L’application correcte de la réduction générale des cotisations sociales (dite « réduction Fillon ») peut représenter un gain majeur ou un risque financier conséquent lors d’un contrôle Urssaf. Une récente décision de la Cour de cassation rappelle l’importance de ne retenir que les heures effectivement travaillées, et non simplement rémunérées, pour déterminer l’assiette de référence du SMIC.
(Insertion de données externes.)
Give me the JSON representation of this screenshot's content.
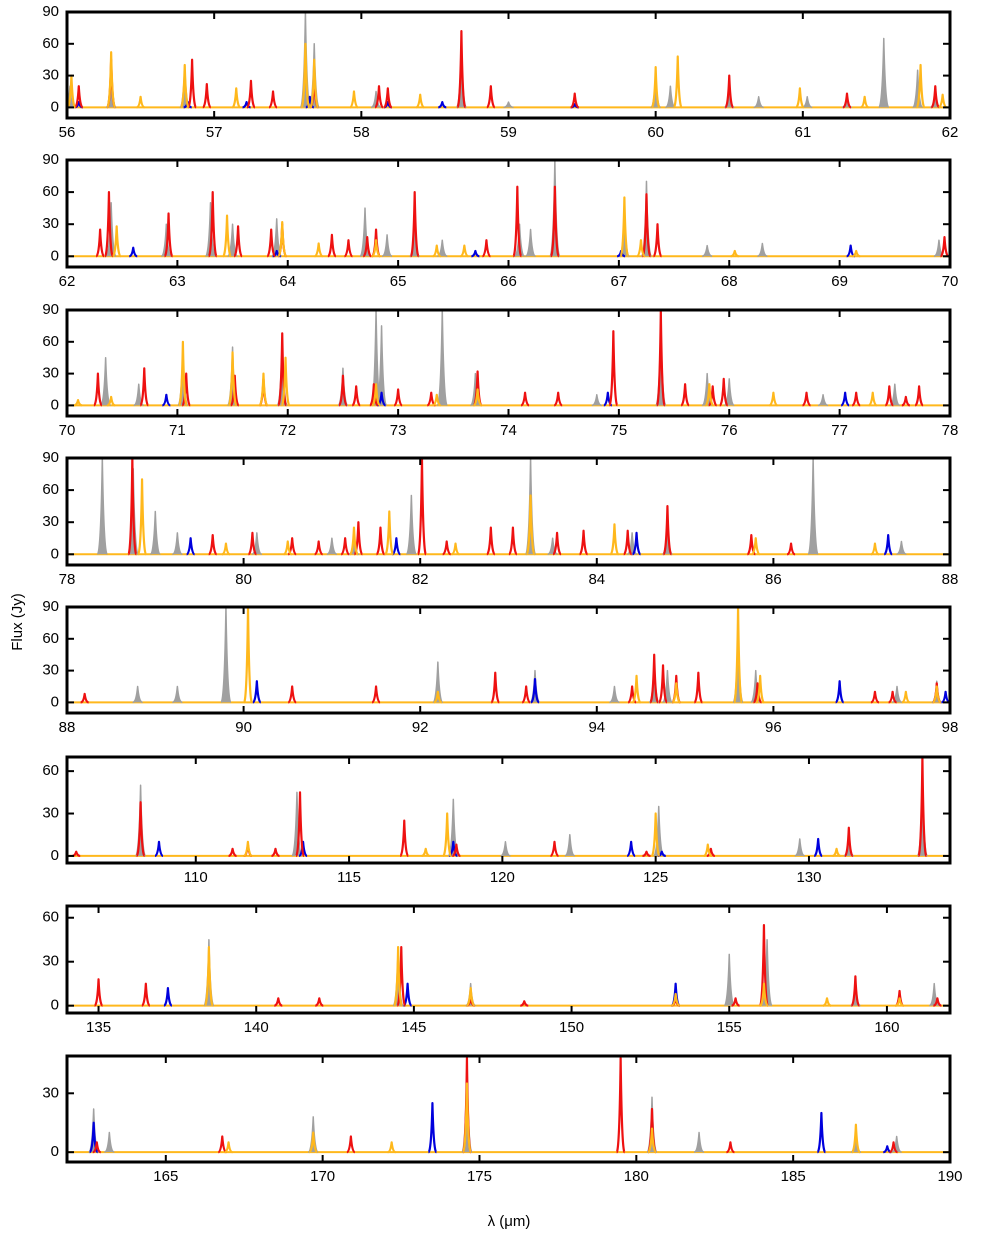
{
  "chart_data": [
    {
      "type": "spectrum",
      "xlim": [
        56,
        62
      ],
      "ylim": [
        -10,
        90
      ],
      "xticks": [
        56,
        57,
        58,
        59,
        60,
        61,
        62
      ],
      "yticks": [
        0,
        30,
        60,
        90
      ],
      "series": [
        {
          "color": "#a0a0a0",
          "x": [
            56.02,
            56.3,
            56.8,
            57.62,
            57.68,
            58.1,
            58.68,
            59.0,
            60.0,
            60.1,
            60.5,
            60.7,
            61.03,
            61.3,
            61.55,
            61.78,
            61.9
          ],
          "values": [
            20,
            40,
            40,
            90,
            60,
            15,
            60,
            5,
            30,
            20,
            20,
            10,
            10,
            10,
            65,
            35,
            15
          ]
        },
        {
          "color": "#0000dd",
          "x": [
            56.08,
            56.82,
            57.22,
            57.65,
            58.18,
            58.55,
            59.45
          ],
          "values": [
            5,
            5,
            5,
            10,
            5,
            5,
            3
          ]
        },
        {
          "color": "#ee1111",
          "x": [
            56.08,
            56.3,
            56.85,
            56.95,
            57.25,
            57.4,
            57.68,
            58.12,
            58.18,
            58.68,
            58.88,
            59.45,
            60.5,
            61.3,
            61.9
          ],
          "values": [
            20,
            45,
            45,
            22,
            25,
            15,
            28,
            20,
            18,
            72,
            20,
            13,
            30,
            13,
            20
          ]
        },
        {
          "color": "#ffb81c",
          "x": [
            56.03,
            56.3,
            56.5,
            56.8,
            57.15,
            57.62,
            57.68,
            57.95,
            58.4,
            60.0,
            60.15,
            60.98,
            61.42,
            61.8,
            61.95
          ],
          "values": [
            30,
            52,
            10,
            40,
            18,
            60,
            45,
            15,
            12,
            38,
            48,
            18,
            10,
            40,
            12
          ]
        }
      ]
    },
    {
      "type": "spectrum",
      "xlim": [
        62,
        70
      ],
      "ylim": [
        -10,
        90
      ],
      "xticks": [
        62,
        63,
        64,
        65,
        66,
        67,
        68,
        69,
        70
      ],
      "yticks": [
        0,
        30,
        60,
        90
      ],
      "series": [
        {
          "color": "#a0a0a0",
          "x": [
            62.4,
            62.9,
            63.3,
            63.5,
            63.9,
            64.7,
            64.9,
            65.15,
            65.4,
            66.1,
            66.2,
            66.42,
            67.05,
            67.25,
            67.8,
            68.3,
            69.9
          ],
          "values": [
            50,
            30,
            50,
            30,
            35,
            45,
            20,
            30,
            15,
            30,
            25,
            90,
            40,
            70,
            10,
            12,
            15
          ]
        },
        {
          "color": "#0000dd",
          "x": [
            62.6,
            63.9,
            65.7,
            67.02,
            69.1
          ],
          "values": [
            8,
            5,
            5,
            5,
            10
          ]
        },
        {
          "color": "#ee1111",
          "x": [
            62.3,
            62.38,
            62.92,
            63.32,
            63.55,
            63.85,
            63.95,
            64.4,
            64.55,
            64.72,
            64.8,
            65.15,
            65.8,
            66.08,
            66.42,
            67.25,
            67.35,
            69.95
          ],
          "values": [
            25,
            60,
            40,
            60,
            28,
            25,
            30,
            20,
            15,
            18,
            25,
            60,
            15,
            65,
            65,
            58,
            30,
            18
          ]
        },
        {
          "color": "#ffb81c",
          "x": [
            62.45,
            63.45,
            63.95,
            64.28,
            64.8,
            65.35,
            65.6,
            67.05,
            67.2,
            68.05,
            69.15
          ],
          "values": [
            28,
            38,
            32,
            12,
            15,
            10,
            10,
            55,
            15,
            5,
            5
          ]
        }
      ]
    },
    {
      "type": "spectrum",
      "xlim": [
        70,
        78
      ],
      "ylim": [
        -10,
        90
      ],
      "xticks": [
        70,
        71,
        72,
        73,
        74,
        75,
        76,
        77,
        78
      ],
      "yticks": [
        0,
        30,
        60,
        90
      ],
      "series": [
        {
          "color": "#a0a0a0",
          "x": [
            70.35,
            70.65,
            71.05,
            71.5,
            71.95,
            72.5,
            72.8,
            72.85,
            73.4,
            73.7,
            74.8,
            75.38,
            75.8,
            76.0,
            76.85,
            77.5
          ],
          "values": [
            45,
            20,
            55,
            55,
            65,
            35,
            90,
            75,
            90,
            30,
            10,
            80,
            30,
            25,
            10,
            20
          ]
        },
        {
          "color": "#0000dd",
          "x": [
            70.9,
            72.85,
            74.9,
            77.05
          ],
          "values": [
            10,
            12,
            12,
            12
          ]
        },
        {
          "color": "#ee1111",
          "x": [
            70.28,
            70.7,
            71.08,
            71.52,
            71.78,
            71.95,
            72.5,
            72.62,
            72.78,
            73.0,
            73.3,
            73.72,
            74.15,
            74.45,
            74.95,
            75.38,
            75.6,
            75.85,
            75.95,
            76.7,
            77.15,
            77.45,
            77.6,
            77.72
          ],
          "values": [
            30,
            35,
            30,
            28,
            25,
            68,
            28,
            18,
            20,
            15,
            12,
            32,
            12,
            12,
            70,
            90,
            20,
            18,
            25,
            12,
            12,
            18,
            8,
            18
          ]
        },
        {
          "color": "#ffb81c",
          "x": [
            70.1,
            70.4,
            71.05,
            71.5,
            71.78,
            71.98,
            72.8,
            73.35,
            73.72,
            75.82,
            76.4,
            77.3
          ],
          "values": [
            5,
            8,
            60,
            50,
            30,
            45,
            20,
            10,
            15,
            20,
            12,
            12
          ]
        }
      ]
    },
    {
      "type": "spectrum",
      "xlim": [
        78,
        88
      ],
      "ylim": [
        -10,
        90
      ],
      "xticks": [
        78,
        80,
        82,
        84,
        86,
        88
      ],
      "yticks": [
        0,
        30,
        60,
        90
      ],
      "series": [
        {
          "color": "#a0a0a0",
          "x": [
            78.4,
            78.75,
            79.0,
            79.25,
            80.15,
            81.0,
            81.25,
            81.9,
            83.25,
            83.5,
            84.4,
            84.8,
            86.45,
            87.45
          ],
          "values": [
            90,
            80,
            40,
            20,
            20,
            15,
            20,
            55,
            90,
            15,
            20,
            30,
            90,
            12
          ]
        },
        {
          "color": "#0000dd",
          "x": [
            79.4,
            81.73,
            84.45,
            87.3
          ],
          "values": [
            15,
            15,
            20,
            18
          ]
        },
        {
          "color": "#ee1111",
          "x": [
            78.74,
            79.65,
            80.1,
            80.55,
            80.85,
            81.15,
            81.3,
            81.55,
            82.02,
            82.3,
            82.8,
            83.05,
            83.55,
            83.85,
            84.35,
            84.8,
            85.75,
            86.2
          ],
          "values": [
            90,
            18,
            20,
            15,
            12,
            15,
            30,
            25,
            90,
            12,
            25,
            25,
            20,
            22,
            22,
            45,
            18,
            10
          ]
        },
        {
          "color": "#ffb81c",
          "x": [
            78.85,
            79.8,
            80.5,
            81.25,
            81.65,
            82.4,
            83.25,
            84.2,
            85.8,
            87.15
          ],
          "values": [
            70,
            10,
            12,
            25,
            40,
            10,
            55,
            28,
            15,
            10
          ]
        }
      ]
    },
    {
      "type": "spectrum",
      "xlim": [
        88,
        98
      ],
      "ylim": [
        -10,
        90
      ],
      "xticks": [
        88,
        90,
        92,
        94,
        96,
        98
      ],
      "yticks": [
        0,
        30,
        60,
        90
      ],
      "ylabel": "Flux (Jy)",
      "series": [
        {
          "color": "#a0a0a0",
          "x": [
            88.8,
            89.25,
            89.8,
            92.2,
            93.3,
            94.2,
            94.65,
            94.8,
            95.6,
            95.8,
            97.4,
            97.85
          ],
          "values": [
            15,
            15,
            90,
            38,
            30,
            15,
            38,
            30,
            70,
            30,
            15,
            20
          ]
        },
        {
          "color": "#0000dd",
          "x": [
            90.15,
            93.3,
            96.75,
            97.95
          ],
          "values": [
            20,
            22,
            20,
            10
          ]
        },
        {
          "color": "#ee1111",
          "x": [
            88.2,
            90.55,
            91.5,
            92.85,
            93.2,
            94.4,
            94.65,
            94.75,
            94.9,
            95.15,
            95.82,
            97.15,
            97.35,
            97.85
          ],
          "values": [
            8,
            15,
            15,
            28,
            15,
            15,
            45,
            35,
            25,
            28,
            18,
            10,
            10,
            18
          ]
        },
        {
          "color": "#ffb81c",
          "x": [
            90.05,
            92.2,
            94.45,
            94.9,
            95.6,
            95.85,
            97.5,
            97.85
          ],
          "values": [
            90,
            10,
            25,
            18,
            90,
            25,
            10,
            15
          ]
        }
      ]
    },
    {
      "type": "spectrum",
      "xlim": [
        105.8,
        134.6
      ],
      "ylim": [
        -5,
        70
      ],
      "xticks": [
        110,
        115,
        120,
        125,
        130
      ],
      "yticks": [
        0,
        30,
        60
      ],
      "series": [
        {
          "color": "#a0a0a0",
          "x": [
            108.2,
            113.3,
            118.4,
            120.1,
            122.2,
            125.1,
            129.7,
            131.3,
            133.7
          ],
          "values": [
            50,
            45,
            40,
            10,
            15,
            35,
            12,
            15,
            55
          ]
        },
        {
          "color": "#0000dd",
          "x": [
            108.8,
            113.5,
            118.4,
            124.2,
            125.2,
            130.3
          ],
          "values": [
            10,
            10,
            10,
            10,
            3,
            12
          ]
        },
        {
          "color": "#ee1111",
          "x": [
            106.1,
            108.2,
            111.2,
            111.7,
            112.6,
            113.4,
            116.8,
            118.5,
            121.7,
            124.7,
            126.8,
            131.3,
            133.7
          ],
          "values": [
            3,
            38,
            5,
            8,
            5,
            45,
            25,
            8,
            10,
            3,
            5,
            20,
            70
          ]
        },
        {
          "color": "#ffb81c",
          "x": [
            111.7,
            117.5,
            118.2,
            125.0,
            126.7,
            130.9
          ],
          "values": [
            10,
            5,
            30,
            30,
            8,
            5
          ]
        }
      ]
    },
    {
      "type": "spectrum",
      "xlim": [
        134,
        162
      ],
      "ylim": [
        -5,
        68
      ],
      "xticks": [
        135,
        140,
        145,
        150,
        155,
        160
      ],
      "yticks": [
        0,
        30,
        60
      ],
      "series": [
        {
          "color": "#a0a0a0",
          "x": [
            138.5,
            144.5,
            146.8,
            155.0,
            156.2,
            159.0,
            161.5
          ],
          "values": [
            45,
            40,
            15,
            35,
            45,
            12,
            15
          ]
        },
        {
          "color": "#0000dd",
          "x": [
            137.2,
            144.8,
            153.3
          ],
          "values": [
            12,
            15,
            15
          ]
        },
        {
          "color": "#ee1111",
          "x": [
            135.0,
            136.5,
            140.7,
            142.0,
            144.6,
            146.8,
            148.5,
            153.3,
            155.2,
            156.1,
            159.0,
            160.4,
            161.6
          ],
          "values": [
            18,
            15,
            5,
            5,
            40,
            5,
            3,
            5,
            5,
            55,
            20,
            10,
            5
          ]
        },
        {
          "color": "#ffb81c",
          "x": [
            138.5,
            144.5,
            146.8,
            153.3,
            156.1,
            158.1,
            160.4
          ],
          "values": [
            40,
            40,
            12,
            8,
            15,
            5,
            5
          ]
        }
      ]
    },
    {
      "type": "spectrum",
      "xlim": [
        161.85,
        190
      ],
      "ylim": [
        -5,
        49
      ],
      "xticks": [
        165,
        170,
        175,
        180,
        185,
        190
      ],
      "yticks": [
        0,
        30
      ],
      "xlabel": "λ (μm)",
      "series": [
        {
          "color": "#a0a0a0",
          "x": [
            162.7,
            163.2,
            169.7,
            174.6,
            180.5,
            182.0,
            187.0,
            188.3
          ],
          "values": [
            22,
            10,
            18,
            48,
            28,
            10,
            10,
            8
          ]
        },
        {
          "color": "#0000dd",
          "x": [
            162.7,
            173.5,
            185.9,
            188.0
          ],
          "values": [
            15,
            25,
            20,
            3
          ]
        },
        {
          "color": "#ee1111",
          "x": [
            162.8,
            166.8,
            170.9,
            174.6,
            179.5,
            180.5,
            183.0,
            188.2
          ],
          "values": [
            5,
            8,
            8,
            48,
            48,
            22,
            5,
            5
          ]
        },
        {
          "color": "#ffb81c",
          "x": [
            167.0,
            169.7,
            172.2,
            174.6,
            180.5,
            187.0
          ],
          "values": [
            5,
            10,
            5,
            35,
            12,
            14
          ]
        }
      ]
    }
  ]
}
Lors du calcul de la réduction générale des cotisations patronales, la tentation peut exister d’inclure toutes les heures payées au salarié, y compris celles correspondant à des congés payés. Pourtant, la législation est stricte à ce sujet : seul le temps de travail effectif doit être pris en compte pour le calcul du SMIC de référence servant à déterminer le taux de la réduction.
C’est précisément ce qu’a confirmé la Cour de cassation (Cass. 2e civ., 3 septembre 2026, n° 24-11245), à l’occasion d’un litige opposant une entreprise à l’Urssaf suite à un contrôle. L’entreprise avait augmenté artificiellement la base du SMIC de référence en ajoutant au décompte les heures converties à partir des indemnités de congés payés — une pratique expressément interdite.
Concrètement, cela signifie que seule la durée légale (ou contractuelle si elle est inférieure) du travail, éventuellement majorée des heures supplémentaires ou complémentaires réellement effectuées, doit être retenue. Les périodes de congé, même rémunérées, ne peuvent se transformer en heures pour améliorer l’assiette de calcul.
Pour les employeurs, la distinction est essentielle : en surestimant le nombre d’heures prises en compte, on s’expose à un redressement Urssaf et à une perte du bénéfice de la réduction générale. Rester vigilant sur ce point permet d’éviter de coûteuses erreurs et sécurise le montage social de l’entreprise.